ADM in talks to acquire Minnesota Corn

They are largest makers of fuel additive ethanol

May 09, 2002|By BLOOMBERG NEWS

MARSHALL, Minn. - Archer Daniels Midland Co. is in talks to buy Minnesota Corn Processors LLC, a transaction that would combine the largest U.S. makers of ethanol, a fuel additive distilled from corn.

ADM, which owns 30 percent of Minnesota Corn, and rival Cargill Inc., have been buying control of smaller grain companies weakened by heavy debt loads and four years of low commodity prices.

The acquisition would give ADM more control of the $2.48 billion market for ethanol, which is added to gasoline to reduce pollution. Ethanol demand is expected to rise by more than a third by 2004 as California phases out a competing additive. Demand would triple in 10 years under a Senate plan to require its use nationwide.

"At the right price, it would be a good fit for ADM," Christine McCracken, an analyst with Midwest Research Inc. in Los Angeles, said of Minnesota Corn. "With the weakness in the farm economy, more of these kinds of companies are going to find themselves looking to partner up with someone bigger."

ADM shares rose 32 cents, or 2.4 percent, to $13.87 yesterday. The shares are up 12 percent in a year, while the Standard & Poor's 500 index has declined 14 percent.

Minnesota Corn, a farmer-owned cooperative until it converted to a for-profit structure two years ago, had sales of $700 million last year, 80 percent from sweeteners and 20 percent from ethanol, Chief Executive Officer L. Dan Thompson said in an interview.

"ADM actually approached us," Thompson said. "If some kind of deal is going to come together, it's probably four or five weeks away," he said. "The talks began three weeks ago."

U.S. demand for ethanol, a form of alcohol usually made from corn, wheat or sugar, is expected to increase 36 percent, to 2.45 billion gallons a year, by 2004, when a ban on the use of the competing additive, methyl tertiary butyl ether, known as MTBE, takes effect in California, analysts said. MTBE is being phased out after it leaked from storage tanks and contaminated water supplies.

In March, California Gov. Gray Davis postponed implementation of the ban for a year, until January 2004, but BP PLC, Phillips Petroleum Co. and other California refiners have indicated that they will proceed with plans to switch to ethanol before the ban's effective date.

ADM, the world's largest processor of corn, soybeans and cocoa, controls 40 percent of U.S. ethanol production, according to analysts at Credit Suisse First Boston.

Marshall, Minn.-based Minnesota Corn, which processes corn at mills in Marshall and Columbus, Neb., controls about 6 percent of the market.

The transaction would also help ADM compete in the $3 billion corn sweetener market with Cargill, which surpassed Decatur, Ill.-based Archer Daniels as the dominant U.S. corn sweetener producer last month with its purchase of Cerestar, analysts said.

ADM officials could not be reached for comment.

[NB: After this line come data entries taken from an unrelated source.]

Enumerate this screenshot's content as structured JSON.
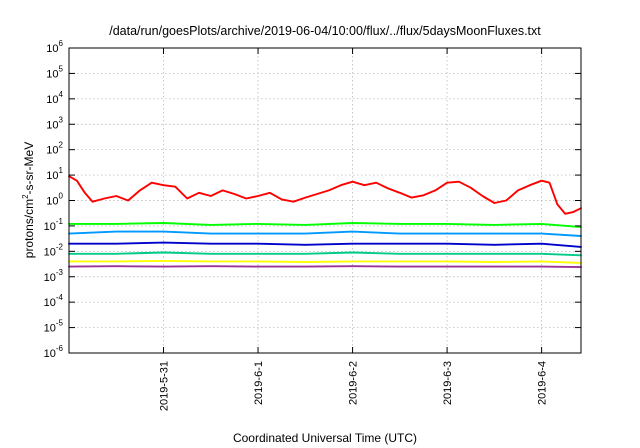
{
  "chart_data": {
    "type": "line",
    "title": "/data/run/goesPlots/archive/2019-06-04/10:00/flux/../flux/5daysMoonFluxes.txt",
    "xlabel": "Coordinated Universal Time (UTC)",
    "ylabel": "protons/cm2-s-sr-MeV",
    "ylabel_parts": {
      "pre": "protons/cm",
      "sup": "2",
      "post": "-s-sr-MeV"
    },
    "yscale": "log",
    "ylim": [
      1e-06,
      1000000.0
    ],
    "xlim": [
      "2019-05-30T00:00",
      "2019-06-04T10:00"
    ],
    "y_ticks": [
      {
        "base": "10",
        "exp": "-6",
        "value": 1e-06
      },
      {
        "base": "10",
        "exp": "-5",
        "value": 1e-05
      },
      {
        "base": "10",
        "exp": "-4",
        "value": 0.0001
      },
      {
        "base": "10",
        "exp": "-3",
        "value": 0.001
      },
      {
        "base": "10",
        "exp": "-2",
        "value": 0.01
      },
      {
        "base": "10",
        "exp": "-1",
        "value": 0.1
      },
      {
        "base": "10",
        "exp": "0",
        "value": 1
      },
      {
        "base": "10",
        "exp": "1",
        "value": 10
      },
      {
        "base": "10",
        "exp": "2",
        "value": 100
      },
      {
        "base": "10",
        "exp": "3",
        "value": 1000
      },
      {
        "base": "10",
        "exp": "4",
        "value": 10000
      },
      {
        "base": "10",
        "exp": "5",
        "value": 100000
      },
      {
        "base": "10",
        "exp": "6",
        "value": 1000000
      }
    ],
    "x_ticks": [
      {
        "label": "2019-5-31",
        "value": "2019-05-31T00:00"
      },
      {
        "label": "2019-6-1",
        "value": "2019-06-01T00:00"
      },
      {
        "label": "2019-6-2",
        "value": "2019-06-02T00:00"
      },
      {
        "label": "2019-6-3",
        "value": "2019-06-03T00:00"
      },
      {
        "label": "2019-6-4",
        "value": "2019-06-04T00:00"
      }
    ],
    "grid": true,
    "legend": "none",
    "series": [
      {
        "color": "#ff0000",
        "x": [
          "2019-05-30T00:00",
          "2019-05-30T02:00",
          "2019-05-30T04:00",
          "2019-05-30T06:00",
          "2019-05-30T09:00",
          "2019-05-30T12:00",
          "2019-05-30T15:00",
          "2019-05-30T18:00",
          "2019-05-30T21:00",
          "2019-05-31T00:00",
          "2019-05-31T03:00",
          "2019-05-31T06:00",
          "2019-05-31T09:00",
          "2019-05-31T12:00",
          "2019-05-31T15:00",
          "2019-05-31T18:00",
          "2019-05-31T21:00",
          "2019-06-01T00:00",
          "2019-06-01T03:00",
          "2019-06-01T06:00",
          "2019-06-01T09:00",
          "2019-06-01T12:00",
          "2019-06-01T15:00",
          "2019-06-01T18:00",
          "2019-06-01T21:00",
          "2019-06-02T00:00",
          "2019-06-02T03:00",
          "2019-06-02T06:00",
          "2019-06-02T09:00",
          "2019-06-02T12:00",
          "2019-06-02T15:00",
          "2019-06-02T18:00",
          "2019-06-02T21:00",
          "2019-06-03T00:00",
          "2019-06-03T03:00",
          "2019-06-03T06:00",
          "2019-06-03T09:00",
          "2019-06-03T12:00",
          "2019-06-03T15:00",
          "2019-06-03T18:00",
          "2019-06-03T21:00",
          "2019-06-04T00:00",
          "2019-06-04T02:00",
          "2019-06-04T04:00",
          "2019-06-04T06:00",
          "2019-06-04T08:00",
          "2019-06-04T10:00"
        ],
        "values": [
          9,
          6,
          2,
          0.9,
          1.2,
          1.5,
          1.0,
          2.5,
          5,
          4,
          3.5,
          1.2,
          2.0,
          1.5,
          2.5,
          1.8,
          1.2,
          1.5,
          2.0,
          1.1,
          0.9,
          1.3,
          1.8,
          2.5,
          4,
          5.5,
          4,
          5,
          3,
          2,
          1.3,
          1.6,
          2.5,
          5,
          5.5,
          3.2,
          1.5,
          0.8,
          1.0,
          2.5,
          4,
          6,
          5,
          0.7,
          0.3,
          0.35,
          0.5
        ]
      },
      {
        "color": "#00ff00",
        "x": [
          "2019-05-30T00:00",
          "2019-05-30T12:00",
          "2019-05-31T00:00",
          "2019-05-31T12:00",
          "2019-06-01T00:00",
          "2019-06-01T12:00",
          "2019-06-02T00:00",
          "2019-06-02T12:00",
          "2019-06-03T00:00",
          "2019-06-03T12:00",
          "2019-06-04T00:00",
          "2019-06-04T10:00"
        ],
        "values": [
          0.12,
          0.12,
          0.13,
          0.11,
          0.12,
          0.11,
          0.13,
          0.12,
          0.12,
          0.11,
          0.12,
          0.09
        ]
      },
      {
        "color": "#0099ff",
        "x": [
          "2019-05-30T00:00",
          "2019-05-30T12:00",
          "2019-05-31T00:00",
          "2019-05-31T12:00",
          "2019-06-01T00:00",
          "2019-06-01T12:00",
          "2019-06-02T00:00",
          "2019-06-02T12:00",
          "2019-06-03T00:00",
          "2019-06-03T12:00",
          "2019-06-04T00:00",
          "2019-06-04T10:00"
        ],
        "values": [
          0.05,
          0.06,
          0.06,
          0.05,
          0.05,
          0.05,
          0.06,
          0.05,
          0.05,
          0.05,
          0.05,
          0.04
        ]
      },
      {
        "color": "#0000cc",
        "x": [
          "2019-05-30T00:00",
          "2019-05-30T12:00",
          "2019-05-31T00:00",
          "2019-05-31T12:00",
          "2019-06-01T00:00",
          "2019-06-01T12:00",
          "2019-06-02T00:00",
          "2019-06-02T12:00",
          "2019-06-03T00:00",
          "2019-06-03T12:00",
          "2019-06-04T00:00",
          "2019-06-04T10:00"
        ],
        "values": [
          0.02,
          0.02,
          0.022,
          0.02,
          0.02,
          0.018,
          0.02,
          0.02,
          0.02,
          0.018,
          0.02,
          0.015
        ]
      },
      {
        "color": "#00cc88",
        "x": [
          "2019-05-30T00:00",
          "2019-05-30T12:00",
          "2019-05-31T00:00",
          "2019-05-31T12:00",
          "2019-06-01T00:00",
          "2019-06-01T12:00",
          "2019-06-02T00:00",
          "2019-06-02T12:00",
          "2019-06-03T00:00",
          "2019-06-03T12:00",
          "2019-06-04T00:00",
          "2019-06-04T10:00"
        ],
        "values": [
          0.008,
          0.008,
          0.009,
          0.008,
          0.008,
          0.008,
          0.009,
          0.008,
          0.008,
          0.008,
          0.008,
          0.007
        ]
      },
      {
        "color": "#ffff00",
        "x": [
          "2019-05-30T00:00",
          "2019-05-30T12:00",
          "2019-05-31T00:00",
          "2019-05-31T12:00",
          "2019-06-01T00:00",
          "2019-06-01T12:00",
          "2019-06-02T00:00",
          "2019-06-02T12:00",
          "2019-06-03T00:00",
          "2019-06-03T12:00",
          "2019-06-04T00:00",
          "2019-06-04T10:00"
        ],
        "values": [
          0.004,
          0.004,
          0.0042,
          0.004,
          0.004,
          0.0038,
          0.004,
          0.004,
          0.004,
          0.0038,
          0.004,
          0.0035
        ]
      },
      {
        "color": "#993399",
        "x": [
          "2019-05-30T00:00",
          "2019-05-30T12:00",
          "2019-05-31T00:00",
          "2019-05-31T12:00",
          "2019-06-01T00:00",
          "2019-06-01T12:00",
          "2019-06-02T00:00",
          "2019-06-02T12:00",
          "2019-06-03T00:00",
          "2019-06-03T12:00",
          "2019-06-04T00:00",
          "2019-06-04T10:00"
        ],
        "values": [
          0.0025,
          0.0026,
          0.0025,
          0.0026,
          0.0025,
          0.0025,
          0.0026,
          0.0025,
          0.0025,
          0.0025,
          0.0025,
          0.0024
        ]
      }
    ]
  }
}
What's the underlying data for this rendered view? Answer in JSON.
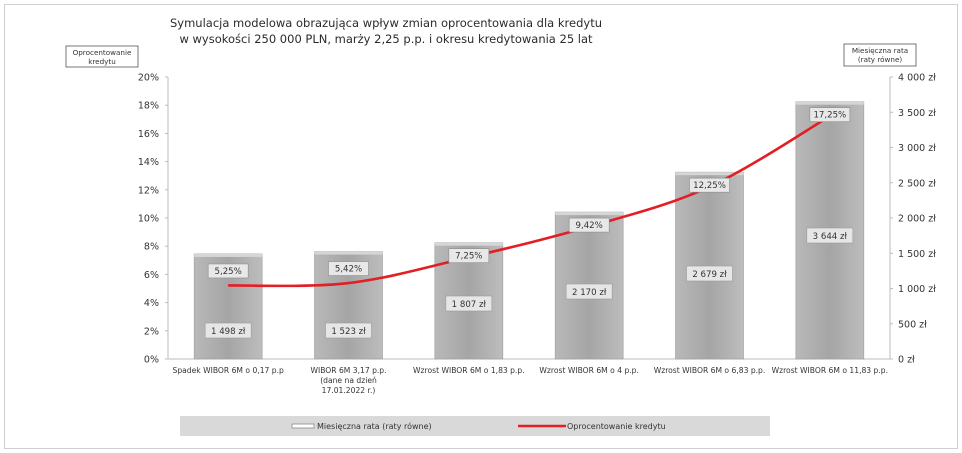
{
  "chart_data": {
    "type": "bar+line",
    "title_lines": [
      "Symulacja modelowa obrazująca wpływ zmian oprocentowania dla kredytu",
      "w wysokości 250 000 PLN, marży 2,25 p.p. i okresu kredytowania 25 lat"
    ],
    "left_axis_title": [
      "Oprocentowanie",
      "kredytu"
    ],
    "right_axis_title": [
      "Miesięczna rata",
      "(raty równe)"
    ],
    "categories": [
      [
        "Spadek WIBOR 6M o 0,17 p.p"
      ],
      [
        "WIBOR 6M 3,17 p.p.",
        "(dane na dzień",
        "17.01.2022 r.)"
      ],
      [
        "Wzrost WIBOR 6M o 1,83 p.p."
      ],
      [
        "Wzrost WIBOR 6M o 4 p.p."
      ],
      [
        "Wzrost WIBOR 6M o 6,83 p.p."
      ],
      [
        "Wzrost WIBOR 6M o 11,83 p.p."
      ]
    ],
    "bar_series": {
      "name": "Miesięczna rata (raty równe)",
      "values": [
        1498,
        1523,
        1807,
        2170,
        2679,
        3644
      ],
      "labels": [
        "1 498 zł",
        "1 523 zł",
        "1 807 zł",
        "2 170 zł",
        "2 679 zł",
        "3 644 zł"
      ],
      "color": "#a9a9a9"
    },
    "line_series": {
      "name": "Oprocentowanie kredytu",
      "values": [
        5.25,
        5.42,
        7.25,
        9.42,
        12.25,
        17.25
      ],
      "labels": [
        "5,25%",
        "5,42%",
        "7,25%",
        "9,42%",
        "12,25%",
        "17,25%"
      ],
      "color": "#e31e24"
    },
    "left_axis": {
      "min": 0,
      "max": 20,
      "step": 2,
      "tick_labels": [
        "0%",
        "2%",
        "4%",
        "6%",
        "8%",
        "10%",
        "12%",
        "14%",
        "16%",
        "18%",
        "20%"
      ]
    },
    "right_axis": {
      "min": 0,
      "max": 4000,
      "step": 500,
      "tick_labels": [
        "0 zł",
        "500 zł",
        "1 000 zł",
        "1 500 zł",
        "2 000 zł",
        "2 500 zł",
        "3 000 zł",
        "3 500 zł",
        "4 000 zł"
      ]
    },
    "bar_heights_note": "",
    "grid": false,
    "legend_position": "bottom"
  }
}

Minnesota Corn owns 50 percent of CornProductsMCP Sweeteners LLC, a joint venture with Bedford Park, Ill.-based Corn Products International Inc. Minnesota Corn and Corn Products sell their U.S. sweetener production through CornProductsMCP.

If the acquisition is completed, ADM will then decide whether to dissolve or continue the joint venture with Corn Products, Thompson said.

In April 2001, ADM paid $154 million for control of 24 grain depots in the U.S. plains owned by Farmland Industries Inc., the largest U.S. farm cooperative.

About 300 U.S. farm cooperatives have been sold to bigger rivals or closed down in the past 3 1/2 years, according to the U.S. Agriculture Department.